The Stream
The debates surrounding found objects have existed for over a century, while discussions on mechanical reproduction are nearing the same milestone. If we were to identify an intersection between the two, it would likely be rooted in their shared origins—the mechanized transformation of production and manufacturing in the human world catalyzed by the Industrial Revolution. The upheavals of the machine age, encompassing materials created for the very purpose of replication and the disruption of the relationship between making and creating, continue to ripple through to the present.
In contemporary modes of social production, readymades—products created through so-called mechanical reproduction—are undoubtedly the most ubiquitous and pervasive objects embedded in human daily life, so commonplace as to escape notice often. From tangible physical materials to intangible digital programs, from mass production driven by large-scale industrial machinery to microscopic reactions controlled by precise electronic components, these objects adapt to market demands and infiltrate collective and individual systems with unparalleled flexibility and scale.
The installation emerges as a composite response to this context, constructed from mass-produced household items readily available in daily life and ubiquitous industrial components. The stable, structural elements remain unaffected by external conditions, aside from the blurred visual reflections of the materials. Meanwhile, the unstable, inserted elements move in response to specific natural forces. As such, the installation’s expressive form can be interpreted as the mechanical rendered natural, or the natural rendered mechanical, as mass-produced copies, or singular appropriated works.
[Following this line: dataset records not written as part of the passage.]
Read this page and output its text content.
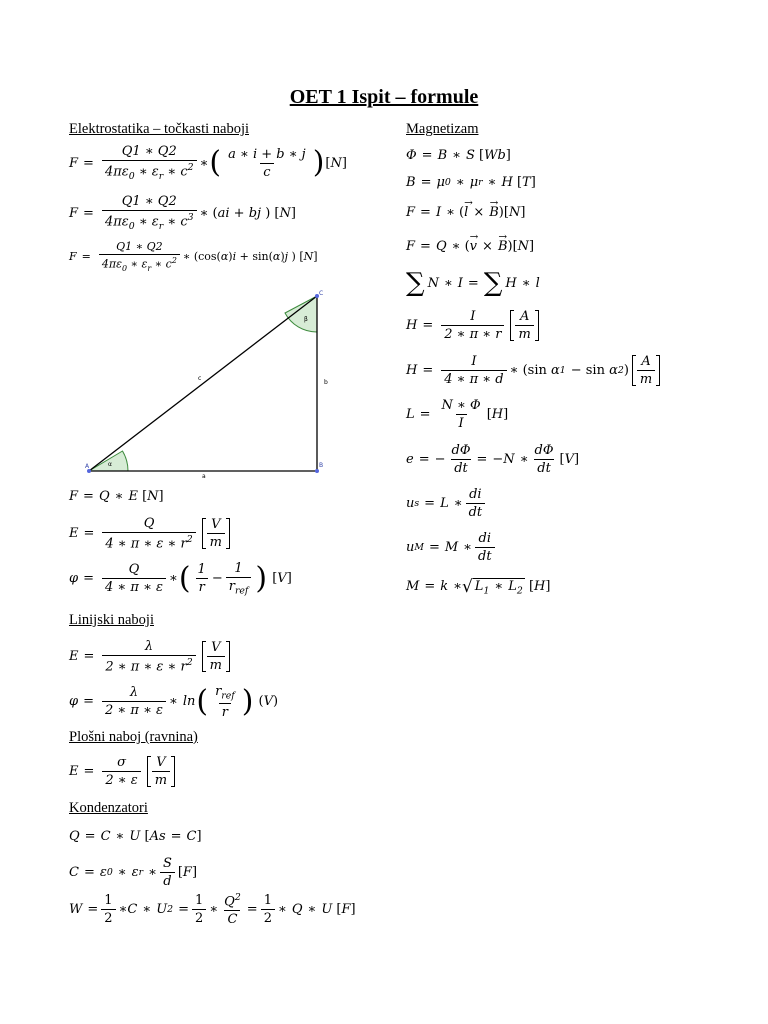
OET 1 Ispit – formule
Elektrostatika – točkasti naboji
Linijski naboji
Plošni naboj (ravnina)
Kondenzatori
Magnetizam
$F = \frac{Q1 ∗ Q2}{4\pi\varepsilon_0 ∗ \varepsilon_r ∗ c^2}$ ∗ ( $\frac{a ∗ i + b ∗ j}{c}$ ) [ N ]
$F = \frac{Q1 ∗ Q2}{4\pi\varepsilon_0 ∗ \varepsilon_r ∗ c^3}$ ∗ ( ai + bj ) [ N ]
$F = \frac{Q1 ∗ Q2}{4\pi\varepsilon_0 ∗ \varepsilon_r ∗ c^2}$ ∗ (cos( α ) i + sin( α ) j ) [ N ]
C
B
A
c
b
a
α
β
F = Q ∗ E [ N ]
$E = \frac{Q}{4 ∗ \pi ∗ \varepsilon ∗ r^2} \frac{V}{m}$
$\varphi = \frac{Q}{4 ∗ \pi ∗ \varepsilon}$ ∗ ( $\frac{1}{r} - \frac{1}{r_{ref}}$ ) [ V ]
$E = \frac{\lambda}{2 ∗ \pi ∗ \varepsilon ∗ r^2} \frac{V}{m}$
$\varphi = \frac{\lambda}{2 ∗ \pi ∗ \varepsilon}$ ∗ ln ( $\frac{r_{ref}}{r}$ ) ( V )
$E = \frac{\sigma}{2 ∗ \varepsilon} \frac{V}{m}$
Q = C ∗ U [ As = C ]
C = ε 0 ∗ ε r ∗ $\frac{S}{d}$ [ F ]
$W = \frac{1}{2}$ ∗C ∗ U $2 = \frac{1}{2}$ ∗ $\frac{Q^2}{C} = \frac{1}{2}$ ∗ Q ∗ U [ F ]
Φ = B ∗ S [ Wb ]
B = μ 0 ∗ μ r ∗ H [ T ]
F = I ∗ ( l → × B → )[ N ]
F = Q ∗ ( v → × B → )[ N ]
∑ N ∗ I = ∑ H ∗ l
$H = \frac{I}{2 ∗ \pi ∗ r} \frac{A}{m}$
$H = \frac{I}{4 ∗ \pi ∗ d}$ ∗ (sin α 1 − sin α 2 ) $\frac{A}{m}$
$L = \frac{N ∗ \Phi}{I}$ [ H ]
e = − $\frac{d\Phi}{dt} = -N$ ∗ $\frac{d\Phi}{dt}$ [ V ]
u s = L ∗ $\frac{di}{dt}$
u M = M ∗ $\frac{di}{dt}$
M = k ∗ √ $L_1$ ∗ $L_2$ [ H ]
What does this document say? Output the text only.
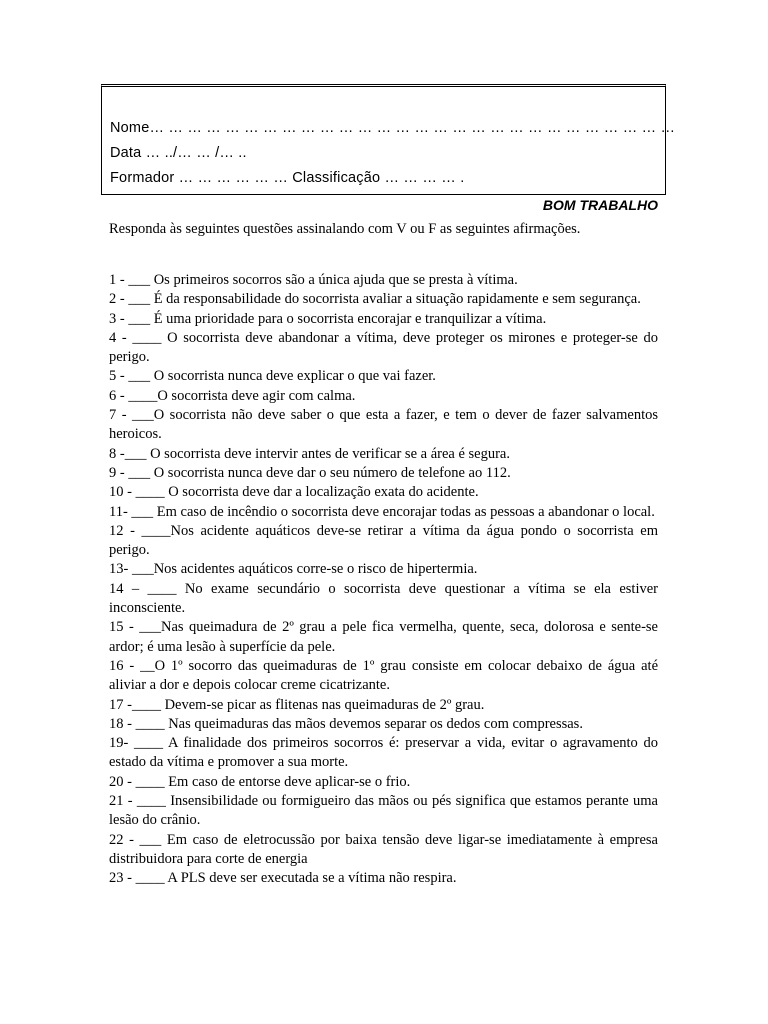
Nome… … … … … … … … … … … … … … … … … … … … … … … … … … … …
Data … ../… … /… ..
Formador … … … … … … Classificação … … … … .
BOM TRABALHO
Responda às seguintes questões assinalando com V ou F as seguintes afirmações.

1 - ___ Os primeiros socorros são a única ajuda que se presta à vítima.

2 - ___ É da responsabilidade do socorrista avaliar a situação rapidamente e sem segurança.

3 - ___ É uma prioridade para o socorrista encorajar e tranquilizar a vítima.

4 - ____ O socorrista deve abandonar a vítima, deve proteger os mirones e proteger-se do perigo.

5 - ___ O socorrista nunca deve explicar o que vai fazer.

6 - ____O socorrista deve agir com calma.

7 - ___O socorrista não deve saber o que esta a fazer, e tem o dever de fazer salvamentos heroicos.

8 -___ O socorrista deve intervir antes de verificar se a área é segura.

9 - ___ O socorrista nunca deve dar o seu número de telefone ao 112.

10 - ____ O socorrista deve dar a localização exata do acidente.

11- ___ Em caso de incêndio o socorrista deve encorajar todas as pessoas a abandonar o local.

12 - ____Nos acidente aquáticos deve-se retirar a vítima da água pondo o socorrista em perigo.

13- ___Nos acidentes aquáticos corre-se o risco de hipertermia.

14 – ____ No exame secundário o socorrista deve questionar a vítima se ela estiver inconsciente.

15 - ___Nas queimadura de 2º grau a pele fica vermelha, quente, seca, dolorosa e sente-se ardor; é uma lesão à superfície da pele.

16 - __O 1º socorro das queimaduras de 1º grau consiste em colocar debaixo de água até aliviar a dor e depois colocar creme cicatrizante.

17 -____ Devem-se picar as flitenas nas queimaduras de 2º grau.

18 - ____ Nas queimaduras das mãos devemos separar os dedos com compressas.

19- ____ A finalidade dos primeiros socorros é: preservar a vida, evitar o agravamento do estado da vítima e promover a sua morte.

20 - ____ Em caso de entorse deve aplicar-se o frio.

21 - ____ Insensibilidade ou formigueiro das mãos ou pés significa que estamos perante uma lesão do crânio.

22 - ___ Em caso de eletrocussão por baixa tensão deve ligar-se imediatamente à empresa distribuidora para corte de energia

23 - ____ A PLS deve ser executada se a vítima não respira.
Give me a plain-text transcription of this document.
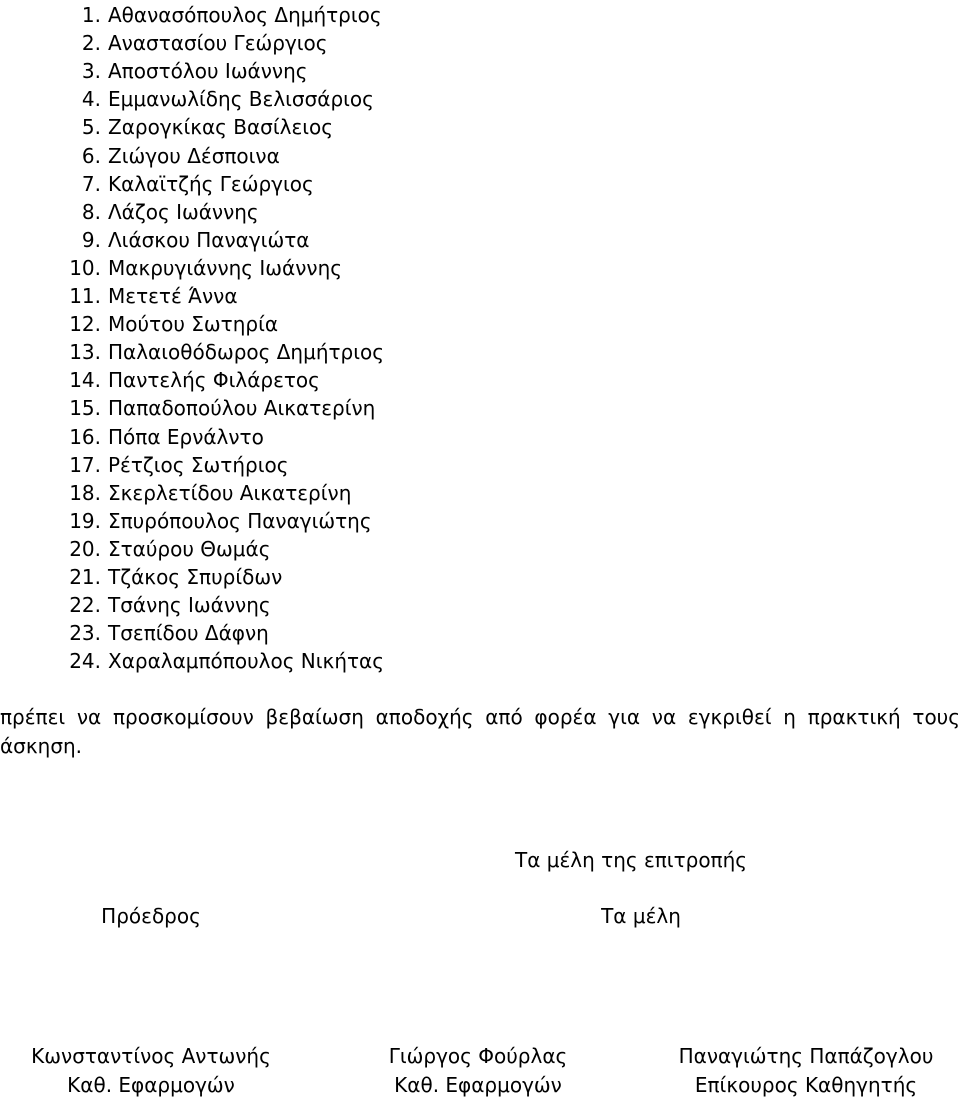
1. Αθανασόπουλος Δημήτριος
2. Αναστασίου Γεώργιος
3. Αποστόλου Ιωάννης
4. Εμμανωλίδης Βελισσάριος
5. Ζαρογκίκας Βασίλειος
6. Ζιώγου Δέσποινα
7. Καλαϊτζής Γεώργιος
8. Λάζος Ιωάννης
9. Λιάσκου Παναγιώτα
10. Μακρυγιάννης Ιωάννης
11. Μετετέ Άννα
12. Μούτου Σωτηρία
13. Παλαιοθόδωρος Δημήτριος
14. Παντελής Φιλάρετος
15. Παπαδοπούλου Αικατερίνη
16. Πόπα Ερνάλντο
17. Ρέτζιος Σωτήριος
18. Σκερλετίδου Αικατερίνη
19. Σπυρόπουλος Παναγιώτης
20. Σταύρου Θωμάς
21. Τζάκος Σπυρίδων
22. Τσάνης Ιωάννης
23. Τσεπίδου Δάφνη
24. Χαραλαμπόπουλος Νικήτας

πρέπει να προσκομίσουν βεβαίωση αποδοχής από φορέα για να εγκριθεί η πρακτική τους άσκηση.

Τα μέλη της επιτροπής
Πρόεδρος	Τα μέλη
Κωνσταντίνος Αντωνής
Καθ. Εφαρμογών
Γιώργος Φούρλας
Καθ. Εφαρμογών
Παναγιώτης Παπάζογλου
Επίκουρος Καθηγητής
Thus, the installation seeks to revisit and expand upon certain critical insights. That is, to comprehend and utilize mass-produced readymades generated through mechanical reproduction—whether involving physical manipulation of material substances or virtual operation of digital programs, while imbuing these objects with the endeavor of appropriation, including differentiation, social contextualization, and personalization, enabling which to transform and evolve adaptively, could become one of the central motifs in the systems of social production, amid such an era profoundly shaped by the intertwined waves of industrial machinery and digital technologies.